Es ist dieses konstante, lärmige Partygebrabbel, das sich einstellt, wenn die Drinks ihre Wirkung tun, und jetzt will sie nur um so schneller hier raus.
Sie bleibt vor dem Bad stecken, in dem sie die Ice-Freaks gesehen hat, aber jetzt ist die Tür geschlossen.
Ein Haufen Franzosen unterhalten sich auf Französisch, lachen und gestikulieren mit den Händen, aber Chevette kann hören, daß da drin jemand kotzt. »Darf ich mal durch«, sagt sie zu einem Mann mit Fliege und grauem Bürstenschnitt und drängt sich einfach an ihm vorbei, so daß er einen Teil seines Drinks verschüttet. Er ruft ihr auf Französisch was nach.

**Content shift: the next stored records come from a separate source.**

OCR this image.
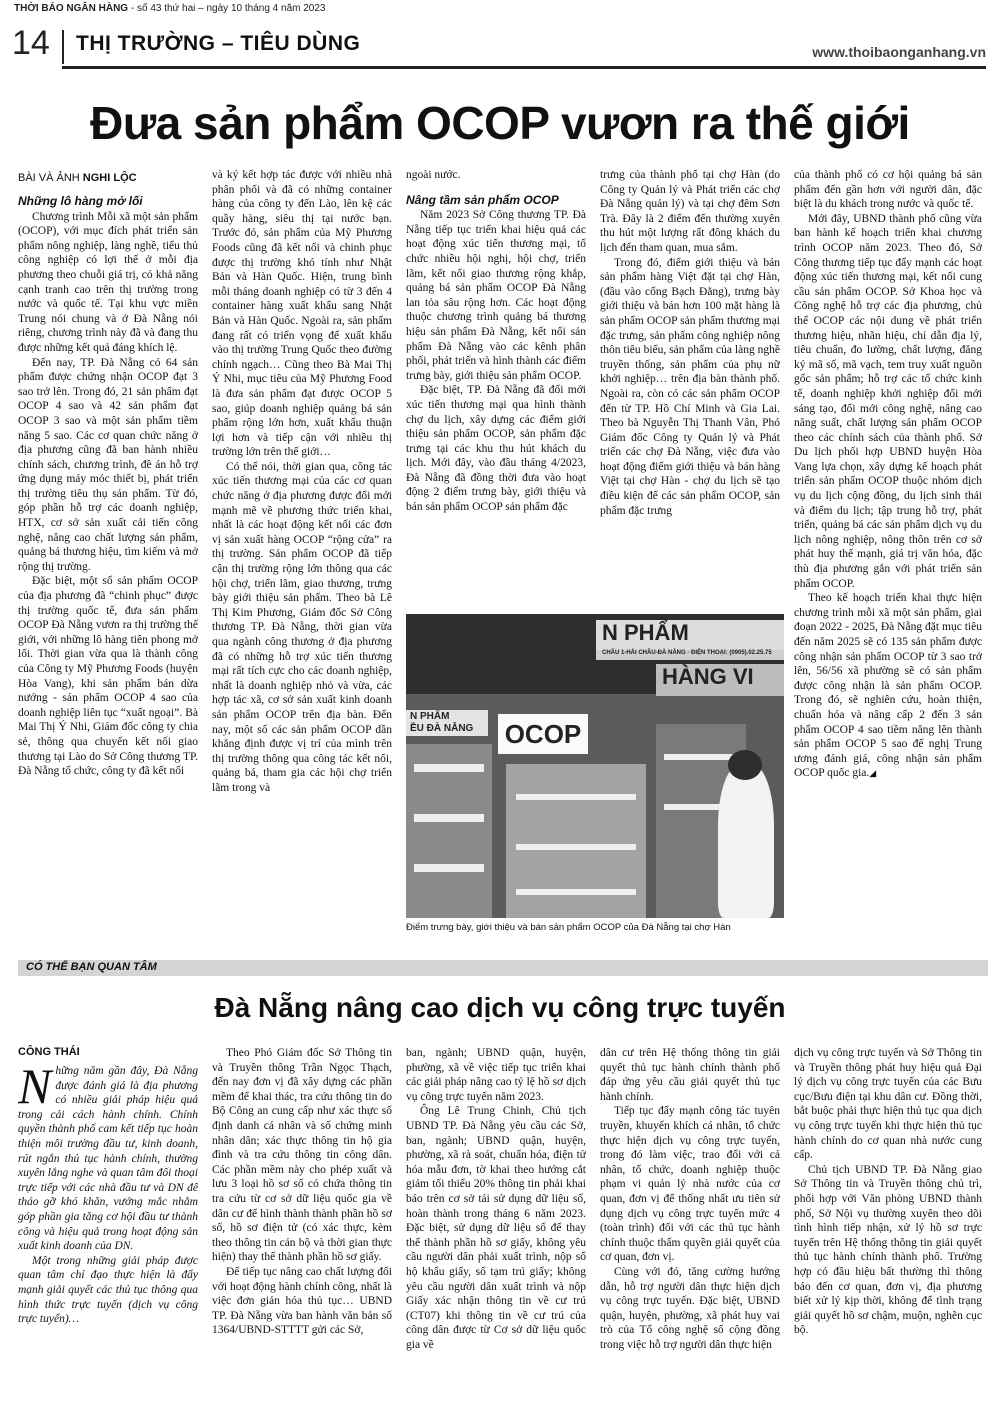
THỜI BÁO NGÂN HÀNG - số 43 thứ hai – ngày 10 tháng 4 năm 2023
14 THỊ TRƯỜNG – TIÊU DÙNG	www.thoibaonganhang.vn
Đưa sản phẩm OCOP vươn ra thế giới
BÀI VÀ ẢNH NGHI LỘC
Những lô hàng mở lối

Chương trình Mỗi xã một sản phẩm (OCOP), với mục đích phát triển sản phẩm nông nghiệp, làng nghề, tiểu thủ công nghiệp có lợi thế ở mỗi địa phương theo chuỗi giá trị, có khả năng cạnh tranh cao trên thị trường trong nước và quốc tế. Tại khu vực miền Trung nói chung và ở Đà Nẵng nói riêng, chương trình này đã và đang thu được những kết quả đáng khích lệ.

Đến nay, TP. Đà Nẵng có 64 sản phẩm được chứng nhận OCOP đạt 3 sao trở lên. Trong đó, 21 sản phẩm đạt OCOP 4 sao và 42 sản phẩm đạt OCOP 3 sao và một sản phẩm tiềm năng 5 sao. Các cơ quan chức năng ở địa phương cũng đã ban hành nhiều chính sách, chương trình, đề án hỗ trợ ứng dụng máy móc thiết bị, phát triển thị trường tiêu thụ sản phẩm. Từ đó, góp phần hỗ trợ các doanh nghiệp, HTX, cơ sở sản xuất cải tiến công nghệ, nâng cao chất lượng sản phẩm, quảng bá thương hiệu, tìm kiếm và mở rộng thị trường.

Đặc biệt, một số sản phẩm OCOP của địa phương đã “chinh phục” được thị trường quốc tế, đưa sản phẩm OCOP Đà Nẵng vươn ra thị trường thế giới, với những lô hàng tiên phong mở lối. Thời gian vừa qua là thành công của Công ty Mỹ Phương Foods (huyện Hòa Vang), khi sản phẩm bán dừa nướng - sản phẩm OCOP 4 sao của doanh nghiệp liên tục “xuất ngoại”. Bà Mai Thị Ý Nhi, Giám đốc công ty chia sẻ, thông qua chuyến kết nối giao thương tại Lào do Sở Công thương TP. Đà Nẵng tổ chức, công ty đã kết nối

và ký kết hợp tác được với nhiều nhà phân phối và đã có những container hàng của công ty đến Lào, lên kệ các quầy hàng, siêu thị tại nước bạn. Trước đó, sản phẩm của Mỹ Phương Foods cũng đã kết nối và chinh phục được thị trường khó tính như Nhật Bản và Hàn Quốc. Hiện, trung bình mỗi tháng doanh nghiệp có từ 3 đến 4 container hàng xuất khẩu sang Nhật Bản và Hàn Quốc. Ngoài ra, sản phẩm đang rất có triển vọng để xuất khẩu vào thị trường Trung Quốc theo đường chính ngạch… Cũng theo Bà Mai Thị Ý Nhi, mục tiêu của Mỹ Phương Food là đưa sản phẩm đạt được OCOP 5 sao, giúp doanh nghiệp quảng bá sản phẩm rộng lớn hơn, xuất khẩu thuận lợi hơn và tiếp cận với nhiều thị trường lớn trên thế giới…

Có thể nói, thời gian qua, công tác xúc tiến thương mại của các cơ quan chức năng ở địa phương được đổi mới mạnh mẽ về phương thức triển khai, nhất là các hoạt động kết nối các đơn vị sản xuất hàng OCOP “rộng cửa” ra thị trường. Sản phẩm OCOP đã tiếp cận thị trường rộng lớn thông qua các hội chợ, triển lãm, giao thương, trưng bày giới thiệu sản phẩm. Theo bà Lê Thị Kim Phương, Giám đốc Sở Công thương TP. Đà Nẵng, thời gian vừa qua ngành công thương ở địa phương đã có những hỗ trợ xúc tiến thương mại rất tích cực cho các doanh nghiệp, nhất là doanh nghiệp nhỏ và vừa, các hợp tác xã, cơ sở sản xuất kinh doanh sản phẩm OCOP trên địa bàn. Đến nay, một số các sản phẩm OCOP dần khẳng định được vị trí của mình trên thị trường thông qua công tác kết nối, quảng bá, tham gia các hội chợ triển lãm trong và

ngoài nước.

Nâng tầm sản phẩm OCOP

Năm 2023 Sở Công thương TP. Đà Nẵng tiếp tục triển khai hiệu quả các hoạt động xúc tiến thương mại, tổ chức nhiều hội nghị, hội chợ, triển lãm, kết nối giao thương rộng khắp, quảng bá sản phẩm OCOP Đà Nẵng lan tỏa sâu rộng hơn. Các hoạt động thuộc chương trình quảng bá thương hiệu sản phẩm Đà Nẵng, kết nối sản phẩm Đà Nẵng vào các kênh phân phối, phát triển và hình thành các điểm trưng bày, giới thiệu sản phẩm OCOP.

Đặc biệt, TP. Đà Nẵng đã đổi mới xúc tiến thương mại qua hình thành chợ du lịch, xây dựng các điểm giới thiệu sản phẩm OCOP, sản phẩm đặc trưng tại các khu thu hút khách du lịch. Mới đây, vào đầu tháng 4/2023, Đà Nẵng đã đồng thời đưa vào hoạt động 2 điểm trưng bày, giới thiệu và bán sản phẩm OCOP sản phẩm đặc

trưng của thành phố tại chợ Hàn (do Công ty Quản lý và Phát triển các chợ Đà Nẵng quản lý) và tại chợ đêm Sơn Trà. Đây là 2 điểm đến thường xuyên thu hút một lượng rất đông khách du lịch đến tham quan, mua sắm.

Trong đó, điểm giới thiệu và bán sản phẩm hàng Việt đặt tại chợ Hàn, (đầu vào cổng Bạch Đằng), trưng bày giới thiệu và bán hơn 100 mặt hàng là sản phẩm OCOP sản phẩm thương mại đặc trưng, sản phẩm công nghiệp nông thôn tiêu biểu, sản phẩm của làng nghề truyền thống, sản phẩm của phụ nữ khởi nghiệp… trên địa bàn thành phố. Ngoài ra, còn có các sản phẩm OCOP đến từ TP. Hồ Chí Minh và Gia Lai. Theo bà Nguyễn Thị Thanh Vân, Phó Giám đốc Công ty Quản lý và Phát triển các chợ Đà Nẵng, việc đưa vào hoạt động điểm giới thiệu và bán hàng Việt tại chợ Hàn - chợ du lịch sẽ tạo điều kiện để các sản phẩm OCOP, sản phẩm đặc trưng

của thành phố có cơ hội quảng bá sản phẩm đến gần hơn với người dân, đặc biệt là du khách trong nước và quốc tế.

Mới đây, UBND thành phố cũng vừa ban hành kế hoạch triển khai chương trình OCOP năm 2023. Theo đó, Sở Công thương tiếp tục đẩy mạnh các hoạt động xúc tiến thương mại, kết nối cung cầu sản phẩm OCOP. Sở Khoa học và Công nghệ hỗ trợ các địa phương, chủ thể OCOP các nội dung về phát triển thương hiệu, nhãn hiệu, chỉ dẫn địa lý, tiêu chuẩn, đo lường, chất lượng, đăng ký mã số, mã vạch, tem truy xuất nguồn gốc sản phẩm; hỗ trợ các tổ chức kinh tế, doanh nghiệp khởi nghiệp đổi mới sáng tạo, đổi mới công nghệ, nâng cao năng suất, chất lượng sản phẩm OCOP theo các chính sách của thành phố. Sở Du lịch phối hợp UBND huyện Hòa Vang lựa chọn, xây dựng kế hoạch phát triển sản phẩm OCOP thuộc nhóm dịch vụ du lịch cộng đồng, du lịch sinh thái và điểm du lịch; tập trung hỗ trợ, phát triển, quảng bá các sản phẩm dịch vụ du lịch nông nghiệp, nông thôn trên cơ sở phát huy thế mạnh, giá trị văn hóa, đặc thù địa phương gắn với phát triển sản phẩm OCOP.

Theo kế hoạch triển khai thực hiện chương trình mỗi xã một sản phẩm, giai đoạn 2022 - 2025, Đà Nẵng đặt mục tiêu đến năm 2025 sẽ có 135 sản phẩm được công nhận sản phẩm OCOP từ 3 sao trở lên, 56/56 xã phường sẽ có sản phẩm được công nhận là sản phẩm OCOP. Trong đó, sẽ nghiên cứu, hoàn thiện, chuẩn hóa và nâng cấp 2 đến 3 sản phẩm OCOP 4 sao tiềm năng lên thành sản phẩm OCOP 5 sao để nghị Trung ương đánh giá, công nhận sản phẩm OCOP quốc gia.◢

N PHẨM
CHÂU 1-HẢI CHÂU-ĐÀ NẴNG · ĐIỆN THOẠI: (0905).02.25.75
HÀNG VI
N PHẨM
ỀU ĐÀ NẴNG	OCOP
Điểm trưng bày, giới thiệu và bán sản phẩm OCOP của Đà Nẵng tại chợ Hàn
CÓ THỂ BẠN QUAN TÂM
Đà Nẵng nâng cao dịch vụ công trực tuyến
CÔNG THÁI

Những năm gần đây, Đà Nẵng được đánh giá là địa phương có nhiều giải pháp hiệu quả trong cải cách hành chính. Chính quyền thành phố cam kết tiếp tục hoàn thiện môi trường đầu tư, kinh doanh, rút ngắn thủ tục hành chính, thường xuyên lắng nghe và quan tâm đối thoại trực tiếp với các nhà đầu tư và DN để tháo gỡ khó khăn, vướng mắc nhằm góp phần gia tăng cơ hội đầu tư thành công và hiệu quả trong hoạt động sản xuất kinh doanh của DN.

Một trong những giải pháp được quan tâm chỉ đạo thực hiện là đẩy mạnh giải quyết các thủ tục thông qua hình thức trực tuyến (dịch vụ công trực tuyến)…

Theo Phó Giám đốc Sở Thông tin và Truyền thông Trần Ngọc Thạch, đến nay đơn vị đã xây dựng các phần mềm để khai thác, tra cứu thông tin do Bộ Công an cung cấp như xác thực số định danh cá nhân và số chứng minh nhân dân; xác thực thông tin hộ gia đình và tra cứu thông tin công dân. Các phần mềm này cho phép xuất và lưu 3 loại hồ sơ số có chứa thông tin tra cứu từ cơ sở dữ liệu quốc gia về dân cư để hình thành thành phần hồ sơ số, hồ sơ điện tử (có xác thực, kèm theo thông tin cán bộ và thời gian thực hiện) thay thế thành phần hồ sơ giấy.

Để tiếp tục nâng cao chất lượng đối với hoạt động hành chính công, nhất là việc đơn giản hóa thủ tục… UBND TP. Đà Nẵng vừa ban hành văn bản số 1364/UBND-STTTT gửi các Sở,

ban, ngành; UBND quận, huyện, phường, xã về việc tiếp tục triển khai các giải pháp nâng cao tỷ lệ hồ sơ dịch vụ công trực tuyến năm 2023.

Ông Lê Trung Chinh, Chủ tịch UBND TP. Đà Nẵng yêu cầu các Sở, ban, ngành; UBND quận, huyện, phường, xã rà soát, chuẩn hóa, điện tử hóa mẫu đơn, tờ khai theo hướng cắt giảm tối thiểu 20% thông tin phải khai báo trên cơ sở tái sử dụng dữ liệu số, hoàn thành trong tháng 6 năm 2023. Đặc biệt, sử dụng dữ liệu số để thay thế thành phần hồ sơ giấy, không yêu cầu người dân phải xuất trình, nộp sổ hộ khẩu giấy, sổ tạm trú giấy; không yêu cầu người dân xuất trình và nộp Giấy xác nhận thông tin về cư trú (CT07) khi thông tin về cư trú của công dân được từ Cơ sở dữ liệu quốc gia về

dân cư trên Hệ thống thông tin giải quyết thủ tục hành chính thành phố đáp ứng yêu cầu giải quyết thủ tục hành chính.

Tiếp tục đẩy mạnh công tác tuyên truyền, khuyến khích cá nhân, tổ chức thực hiện dịch vụ công trực tuyến, trong đó làm việc, trao đổi với cá nhân, tổ chức, doanh nghiệp thuộc phạm vi quản lý nhà nước của cơ quan, đơn vị để thống nhất ưu tiên sử dụng dịch vụ công trực tuyến mức 4 (toàn trình) đối với các thủ tục hành chính thuộc thẩm quyền giải quyết của cơ quan, đơn vị.

Cùng với đó, tăng cường hướng dẫn, hỗ trợ người dân thực hiện dịch vụ công trực tuyến. Đặc biệt, UBND quận, huyện, phường, xã phát huy vai trò của Tổ công nghệ số cộng đồng trong việc hỗ trợ người dân thực hiện

dịch vụ công trực tuyến và Sở Thông tin và Truyền thông phát huy hiệu quả Đại lý dịch vụ công trực tuyến của các Bưu cục/Bưu điện tại khu dân cư. Đồng thời, bắt buộc phải thực hiện thủ tục qua dịch vụ công trực tuyến khi thực hiện thủ tục hành chính do cơ quan nhà nước cung cấp.

Chủ tịch UBND TP. Đà Nẵng giao Sở Thông tin và Truyền thông chủ trì, phối hợp với Văn phòng UBND thành phố, Sở Nội vụ thường xuyên theo dõi tình hình tiếp nhận, xử lý hồ sơ trực tuyến trên Hệ thống thông tin giải quyết thủ tục hành chính thành phố. Trường hợp có đầu hiệu bất thường thì thông báo đến cơ quan, đơn vị, địa phương biết xử lý kịp thời, không để tình trạng giải quyết hồ sơ chậm, muộn, nghẽn cục bộ.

Sie hat jetzt wirklich einen Anfall von
Klaustrophobie, wie manchmal in Büros, wenn sie was 72
abholen soll und eine Empfangsdame sie warten läßt; dann sieht sie die Bürotypen durch die Gegend hetzen und fragt sich, ob die eigentlich alle irgendwo hinwollen oder einfach nur aus Spaß hin und her laufen. Vielleicht ist ihr auch der Wein ein bißchen zu Kopf gestiegen, denn sie trinkt nur selten was, und jetzt findet sie den Geschmack im Rachen unangenehm.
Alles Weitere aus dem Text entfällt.